Además de comernos el primer mes de verano y medias vacaciones escolares, a estas alturas del año nos hemos tragado muchas de las comidas que nos acompañan típicamente en los meses cálidos. El verano nos ha traído también abanicos, ropa, palabras raras y algunos días de vacaciones. La que firma se las toma ahora.

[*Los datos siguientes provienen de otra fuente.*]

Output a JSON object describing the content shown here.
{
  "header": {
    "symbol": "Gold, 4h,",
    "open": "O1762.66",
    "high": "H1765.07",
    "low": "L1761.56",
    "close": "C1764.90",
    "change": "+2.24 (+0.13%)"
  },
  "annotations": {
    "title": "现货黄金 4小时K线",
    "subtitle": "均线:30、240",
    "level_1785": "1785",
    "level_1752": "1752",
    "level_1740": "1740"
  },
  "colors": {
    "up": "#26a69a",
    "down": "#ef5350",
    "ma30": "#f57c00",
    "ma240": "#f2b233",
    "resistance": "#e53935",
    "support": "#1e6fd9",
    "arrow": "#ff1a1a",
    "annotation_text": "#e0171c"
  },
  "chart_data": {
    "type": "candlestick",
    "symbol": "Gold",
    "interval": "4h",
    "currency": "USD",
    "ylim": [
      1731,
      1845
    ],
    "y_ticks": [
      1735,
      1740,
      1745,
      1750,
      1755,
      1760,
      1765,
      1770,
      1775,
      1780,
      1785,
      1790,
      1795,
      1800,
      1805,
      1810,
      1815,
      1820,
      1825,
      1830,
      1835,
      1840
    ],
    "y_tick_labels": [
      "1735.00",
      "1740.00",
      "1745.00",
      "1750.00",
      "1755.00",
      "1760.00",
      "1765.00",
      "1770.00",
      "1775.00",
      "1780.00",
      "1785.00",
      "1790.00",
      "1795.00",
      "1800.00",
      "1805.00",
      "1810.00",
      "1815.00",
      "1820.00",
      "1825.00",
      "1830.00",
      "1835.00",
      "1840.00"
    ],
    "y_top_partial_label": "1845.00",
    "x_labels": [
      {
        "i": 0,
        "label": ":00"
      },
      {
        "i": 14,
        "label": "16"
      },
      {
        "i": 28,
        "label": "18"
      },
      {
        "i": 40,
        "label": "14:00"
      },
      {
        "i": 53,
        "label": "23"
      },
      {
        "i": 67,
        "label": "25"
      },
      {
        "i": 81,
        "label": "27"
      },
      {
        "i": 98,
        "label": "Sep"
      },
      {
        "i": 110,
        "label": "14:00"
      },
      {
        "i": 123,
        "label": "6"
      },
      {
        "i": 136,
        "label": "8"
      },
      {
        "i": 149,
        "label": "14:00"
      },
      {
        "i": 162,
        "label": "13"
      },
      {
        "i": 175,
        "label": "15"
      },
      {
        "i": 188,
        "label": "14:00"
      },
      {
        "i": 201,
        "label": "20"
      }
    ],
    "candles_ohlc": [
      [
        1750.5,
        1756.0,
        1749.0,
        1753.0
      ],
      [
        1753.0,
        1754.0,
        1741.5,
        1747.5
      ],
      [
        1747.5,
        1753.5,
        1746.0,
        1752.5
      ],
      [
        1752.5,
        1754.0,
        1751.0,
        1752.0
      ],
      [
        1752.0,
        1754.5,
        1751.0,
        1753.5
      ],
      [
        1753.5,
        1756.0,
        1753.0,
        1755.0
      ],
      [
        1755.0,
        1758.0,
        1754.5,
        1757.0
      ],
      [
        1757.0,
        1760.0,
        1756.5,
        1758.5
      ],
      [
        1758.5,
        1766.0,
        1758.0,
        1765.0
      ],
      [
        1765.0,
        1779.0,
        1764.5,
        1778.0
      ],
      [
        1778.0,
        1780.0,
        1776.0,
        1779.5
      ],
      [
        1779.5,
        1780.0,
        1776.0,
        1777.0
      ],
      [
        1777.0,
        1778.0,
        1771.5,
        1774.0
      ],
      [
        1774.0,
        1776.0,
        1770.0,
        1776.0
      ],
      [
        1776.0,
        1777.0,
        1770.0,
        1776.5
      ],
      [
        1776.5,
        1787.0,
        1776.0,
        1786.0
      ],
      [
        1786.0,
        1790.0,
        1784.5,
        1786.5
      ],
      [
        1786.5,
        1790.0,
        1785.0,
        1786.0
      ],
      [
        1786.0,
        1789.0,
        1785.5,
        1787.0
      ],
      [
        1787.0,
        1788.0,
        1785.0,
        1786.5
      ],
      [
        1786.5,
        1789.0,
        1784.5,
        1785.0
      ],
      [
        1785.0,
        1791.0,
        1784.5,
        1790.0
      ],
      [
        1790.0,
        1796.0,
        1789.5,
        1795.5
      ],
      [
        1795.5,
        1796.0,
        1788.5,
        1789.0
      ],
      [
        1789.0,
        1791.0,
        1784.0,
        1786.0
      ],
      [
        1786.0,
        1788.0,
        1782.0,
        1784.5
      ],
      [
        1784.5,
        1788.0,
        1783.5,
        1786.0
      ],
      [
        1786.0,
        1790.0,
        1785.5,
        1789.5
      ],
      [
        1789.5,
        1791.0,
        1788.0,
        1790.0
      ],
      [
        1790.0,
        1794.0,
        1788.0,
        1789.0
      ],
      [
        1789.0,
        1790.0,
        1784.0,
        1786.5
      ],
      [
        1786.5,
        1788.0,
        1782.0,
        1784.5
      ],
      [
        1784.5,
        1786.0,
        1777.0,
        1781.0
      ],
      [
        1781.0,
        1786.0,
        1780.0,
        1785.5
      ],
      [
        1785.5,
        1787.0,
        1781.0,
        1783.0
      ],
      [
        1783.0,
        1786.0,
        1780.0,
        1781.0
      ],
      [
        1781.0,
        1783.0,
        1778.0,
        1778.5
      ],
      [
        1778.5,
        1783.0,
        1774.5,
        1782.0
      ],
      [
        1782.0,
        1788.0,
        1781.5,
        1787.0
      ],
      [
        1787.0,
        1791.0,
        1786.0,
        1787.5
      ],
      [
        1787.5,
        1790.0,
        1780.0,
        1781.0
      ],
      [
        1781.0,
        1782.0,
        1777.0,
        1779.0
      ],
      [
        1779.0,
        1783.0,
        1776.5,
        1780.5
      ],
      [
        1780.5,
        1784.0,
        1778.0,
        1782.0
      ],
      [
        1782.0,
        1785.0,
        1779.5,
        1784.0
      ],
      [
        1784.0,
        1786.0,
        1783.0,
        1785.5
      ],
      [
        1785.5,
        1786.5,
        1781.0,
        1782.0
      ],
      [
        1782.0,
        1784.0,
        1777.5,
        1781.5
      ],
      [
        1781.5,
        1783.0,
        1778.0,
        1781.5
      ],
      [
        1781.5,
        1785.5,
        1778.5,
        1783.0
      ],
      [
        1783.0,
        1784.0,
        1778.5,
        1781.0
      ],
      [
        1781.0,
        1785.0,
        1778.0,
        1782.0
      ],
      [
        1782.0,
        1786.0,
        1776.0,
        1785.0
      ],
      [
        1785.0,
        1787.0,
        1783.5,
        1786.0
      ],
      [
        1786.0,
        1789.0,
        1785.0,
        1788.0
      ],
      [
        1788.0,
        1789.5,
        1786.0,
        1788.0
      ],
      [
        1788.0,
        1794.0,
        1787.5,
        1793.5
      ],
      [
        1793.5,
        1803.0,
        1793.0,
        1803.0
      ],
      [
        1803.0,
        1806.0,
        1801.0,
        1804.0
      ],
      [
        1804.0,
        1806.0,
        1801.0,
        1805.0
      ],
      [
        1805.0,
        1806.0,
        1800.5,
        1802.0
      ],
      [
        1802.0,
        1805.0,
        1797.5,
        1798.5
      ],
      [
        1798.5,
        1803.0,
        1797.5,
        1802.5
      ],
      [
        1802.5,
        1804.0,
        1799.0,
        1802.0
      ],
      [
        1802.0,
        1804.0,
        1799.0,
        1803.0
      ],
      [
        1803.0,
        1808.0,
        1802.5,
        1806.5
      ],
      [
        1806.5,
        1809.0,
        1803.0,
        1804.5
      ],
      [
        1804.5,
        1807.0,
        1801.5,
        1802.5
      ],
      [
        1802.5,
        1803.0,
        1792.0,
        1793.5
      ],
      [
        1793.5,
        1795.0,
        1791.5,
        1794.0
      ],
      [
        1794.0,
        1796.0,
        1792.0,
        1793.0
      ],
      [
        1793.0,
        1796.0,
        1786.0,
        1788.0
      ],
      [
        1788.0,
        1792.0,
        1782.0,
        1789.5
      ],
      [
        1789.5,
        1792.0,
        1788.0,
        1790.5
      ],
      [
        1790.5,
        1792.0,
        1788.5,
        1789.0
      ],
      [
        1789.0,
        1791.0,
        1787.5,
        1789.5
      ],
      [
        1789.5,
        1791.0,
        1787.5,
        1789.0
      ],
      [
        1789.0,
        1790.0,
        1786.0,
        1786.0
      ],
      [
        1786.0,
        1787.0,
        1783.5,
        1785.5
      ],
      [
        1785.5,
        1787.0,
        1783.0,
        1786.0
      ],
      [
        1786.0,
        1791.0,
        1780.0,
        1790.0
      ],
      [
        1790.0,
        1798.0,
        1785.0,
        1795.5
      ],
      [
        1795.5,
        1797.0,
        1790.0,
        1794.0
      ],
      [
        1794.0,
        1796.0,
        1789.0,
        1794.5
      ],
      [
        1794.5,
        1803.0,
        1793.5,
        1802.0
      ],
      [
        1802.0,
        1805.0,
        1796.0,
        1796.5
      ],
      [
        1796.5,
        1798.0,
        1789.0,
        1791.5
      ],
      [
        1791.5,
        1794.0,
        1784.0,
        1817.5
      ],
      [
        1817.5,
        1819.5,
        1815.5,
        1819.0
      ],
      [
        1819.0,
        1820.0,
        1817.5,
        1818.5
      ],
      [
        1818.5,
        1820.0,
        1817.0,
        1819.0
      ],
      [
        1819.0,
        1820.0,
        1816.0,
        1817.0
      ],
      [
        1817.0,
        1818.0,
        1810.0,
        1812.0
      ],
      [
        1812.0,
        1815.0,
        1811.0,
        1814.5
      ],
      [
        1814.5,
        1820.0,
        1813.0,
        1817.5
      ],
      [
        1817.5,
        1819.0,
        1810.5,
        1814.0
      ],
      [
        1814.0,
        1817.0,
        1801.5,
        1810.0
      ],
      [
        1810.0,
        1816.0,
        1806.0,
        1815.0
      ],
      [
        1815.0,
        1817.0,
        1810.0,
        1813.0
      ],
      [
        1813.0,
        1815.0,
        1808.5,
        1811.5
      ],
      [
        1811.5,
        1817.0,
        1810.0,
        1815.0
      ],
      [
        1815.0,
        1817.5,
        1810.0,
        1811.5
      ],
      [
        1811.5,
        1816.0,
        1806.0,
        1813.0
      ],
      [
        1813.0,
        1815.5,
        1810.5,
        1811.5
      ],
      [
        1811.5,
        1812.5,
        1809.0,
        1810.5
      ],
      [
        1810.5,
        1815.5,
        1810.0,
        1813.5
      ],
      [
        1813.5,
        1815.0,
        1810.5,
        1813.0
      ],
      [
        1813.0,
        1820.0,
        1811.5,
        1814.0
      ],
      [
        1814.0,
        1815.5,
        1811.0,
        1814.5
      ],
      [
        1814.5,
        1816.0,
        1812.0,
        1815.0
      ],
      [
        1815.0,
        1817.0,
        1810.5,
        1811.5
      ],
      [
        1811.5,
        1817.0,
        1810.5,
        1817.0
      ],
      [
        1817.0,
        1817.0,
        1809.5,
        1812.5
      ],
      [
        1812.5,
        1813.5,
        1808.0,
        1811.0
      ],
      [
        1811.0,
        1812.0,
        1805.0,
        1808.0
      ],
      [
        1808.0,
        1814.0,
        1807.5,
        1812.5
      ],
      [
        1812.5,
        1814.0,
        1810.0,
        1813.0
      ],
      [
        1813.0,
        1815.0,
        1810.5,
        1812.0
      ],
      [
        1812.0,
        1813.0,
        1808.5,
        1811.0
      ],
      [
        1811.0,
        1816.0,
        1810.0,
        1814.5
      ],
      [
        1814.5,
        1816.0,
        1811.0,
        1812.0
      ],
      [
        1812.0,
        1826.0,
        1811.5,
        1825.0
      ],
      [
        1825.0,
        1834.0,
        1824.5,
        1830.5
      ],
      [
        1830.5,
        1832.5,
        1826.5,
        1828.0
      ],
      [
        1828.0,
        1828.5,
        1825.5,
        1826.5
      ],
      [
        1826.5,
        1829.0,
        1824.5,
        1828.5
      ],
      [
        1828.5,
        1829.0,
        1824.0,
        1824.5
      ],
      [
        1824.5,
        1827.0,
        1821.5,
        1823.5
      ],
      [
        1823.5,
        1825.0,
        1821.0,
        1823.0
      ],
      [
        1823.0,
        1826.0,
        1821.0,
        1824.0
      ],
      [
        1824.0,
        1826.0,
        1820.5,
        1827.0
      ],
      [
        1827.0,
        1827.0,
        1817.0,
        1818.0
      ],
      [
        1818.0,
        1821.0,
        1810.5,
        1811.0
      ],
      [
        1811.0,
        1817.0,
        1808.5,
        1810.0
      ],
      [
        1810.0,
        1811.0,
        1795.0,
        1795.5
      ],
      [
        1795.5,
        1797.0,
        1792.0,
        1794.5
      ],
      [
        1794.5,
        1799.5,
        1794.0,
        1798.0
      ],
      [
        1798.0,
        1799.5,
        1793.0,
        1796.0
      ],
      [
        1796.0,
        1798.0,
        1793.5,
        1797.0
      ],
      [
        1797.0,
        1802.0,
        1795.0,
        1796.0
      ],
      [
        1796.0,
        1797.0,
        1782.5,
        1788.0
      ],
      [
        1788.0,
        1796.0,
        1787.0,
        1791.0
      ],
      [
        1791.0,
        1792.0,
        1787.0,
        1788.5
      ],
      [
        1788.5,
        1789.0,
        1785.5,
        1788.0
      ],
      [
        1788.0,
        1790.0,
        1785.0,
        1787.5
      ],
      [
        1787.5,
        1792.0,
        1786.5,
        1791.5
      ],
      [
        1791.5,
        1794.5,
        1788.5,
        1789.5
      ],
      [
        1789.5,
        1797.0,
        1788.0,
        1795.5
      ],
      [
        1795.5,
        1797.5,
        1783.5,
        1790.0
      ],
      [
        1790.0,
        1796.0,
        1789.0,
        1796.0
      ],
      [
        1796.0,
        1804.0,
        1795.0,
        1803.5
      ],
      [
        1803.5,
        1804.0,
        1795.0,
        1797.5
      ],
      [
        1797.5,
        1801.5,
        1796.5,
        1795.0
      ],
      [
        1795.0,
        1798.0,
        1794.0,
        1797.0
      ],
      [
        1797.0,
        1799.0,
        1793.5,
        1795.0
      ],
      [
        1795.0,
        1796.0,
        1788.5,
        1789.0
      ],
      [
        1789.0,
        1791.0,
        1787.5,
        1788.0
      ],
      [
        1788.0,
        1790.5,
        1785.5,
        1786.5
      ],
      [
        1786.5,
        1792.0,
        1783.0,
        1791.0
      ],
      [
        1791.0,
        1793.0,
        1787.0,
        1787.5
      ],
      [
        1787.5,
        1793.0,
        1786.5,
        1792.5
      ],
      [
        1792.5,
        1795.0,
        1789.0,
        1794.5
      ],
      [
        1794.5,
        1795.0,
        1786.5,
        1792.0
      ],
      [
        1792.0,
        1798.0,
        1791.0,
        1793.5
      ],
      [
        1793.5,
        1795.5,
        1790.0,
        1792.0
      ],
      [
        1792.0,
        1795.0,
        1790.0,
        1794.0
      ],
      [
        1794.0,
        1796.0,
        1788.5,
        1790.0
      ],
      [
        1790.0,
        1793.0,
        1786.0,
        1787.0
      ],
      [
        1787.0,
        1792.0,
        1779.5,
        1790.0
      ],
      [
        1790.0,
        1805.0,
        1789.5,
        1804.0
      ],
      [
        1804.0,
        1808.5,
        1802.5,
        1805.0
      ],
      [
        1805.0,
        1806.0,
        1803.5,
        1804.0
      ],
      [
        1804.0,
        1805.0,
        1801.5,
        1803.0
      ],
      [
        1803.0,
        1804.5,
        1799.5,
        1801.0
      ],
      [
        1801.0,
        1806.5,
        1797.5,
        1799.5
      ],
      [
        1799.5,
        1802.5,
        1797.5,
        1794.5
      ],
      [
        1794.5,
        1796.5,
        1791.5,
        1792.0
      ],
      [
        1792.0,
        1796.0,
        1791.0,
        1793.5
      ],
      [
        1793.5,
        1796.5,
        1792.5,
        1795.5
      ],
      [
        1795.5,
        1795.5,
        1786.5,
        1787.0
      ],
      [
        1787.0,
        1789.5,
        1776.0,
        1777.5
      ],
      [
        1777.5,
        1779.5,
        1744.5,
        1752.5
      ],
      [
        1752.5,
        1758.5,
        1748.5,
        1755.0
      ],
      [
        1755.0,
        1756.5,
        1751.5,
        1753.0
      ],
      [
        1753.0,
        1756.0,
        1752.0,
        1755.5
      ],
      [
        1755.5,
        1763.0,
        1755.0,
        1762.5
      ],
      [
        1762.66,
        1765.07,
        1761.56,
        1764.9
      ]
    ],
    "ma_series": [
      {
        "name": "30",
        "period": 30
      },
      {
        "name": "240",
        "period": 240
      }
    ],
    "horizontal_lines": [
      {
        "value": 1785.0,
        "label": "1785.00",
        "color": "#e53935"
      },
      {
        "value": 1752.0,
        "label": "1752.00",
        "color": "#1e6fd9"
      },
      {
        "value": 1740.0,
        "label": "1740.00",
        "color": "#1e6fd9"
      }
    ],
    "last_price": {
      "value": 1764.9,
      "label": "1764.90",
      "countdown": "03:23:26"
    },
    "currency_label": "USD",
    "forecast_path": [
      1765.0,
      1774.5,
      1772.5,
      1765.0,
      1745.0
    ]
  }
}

La falsa leyenda de la horchata
Nuestros antepasados bebían hordiate (una bebida fría hecha con cebada) y avenate (esta se hacía con avena pelada); hoy bebemos horchata, usando una palabra de historia compleja cuyo principio se puede situar en el adjetivo latino hordeata (hecha con cebada). Los primeros diccionarios del español describían a la horchata con una receta algo diferente a la actual (así, el Diccionario de autoridades en el siglo XVIII decía que era «bebida que se hace de pepitas de melón y calabaza, con algunas almendras, todo machacado y exprimido con agua, y sazonado con azúcar»). Una leyenda extendida pero falsísima dice que la palabra horchata salió de cierta frase que dijo en el siglo XIII el rey Jaime I cuando probó esta bebida por primera vez; admirado, dijo a la mujer valenciana que se la dio a probar: «Això no és llet, això és or, xata» (¡esto no es leche, esto es oro, guapa!). La anécdota, tan repetida como increíble, puede pasar en términos periodísticos como la primera serpiente de verano de la historia.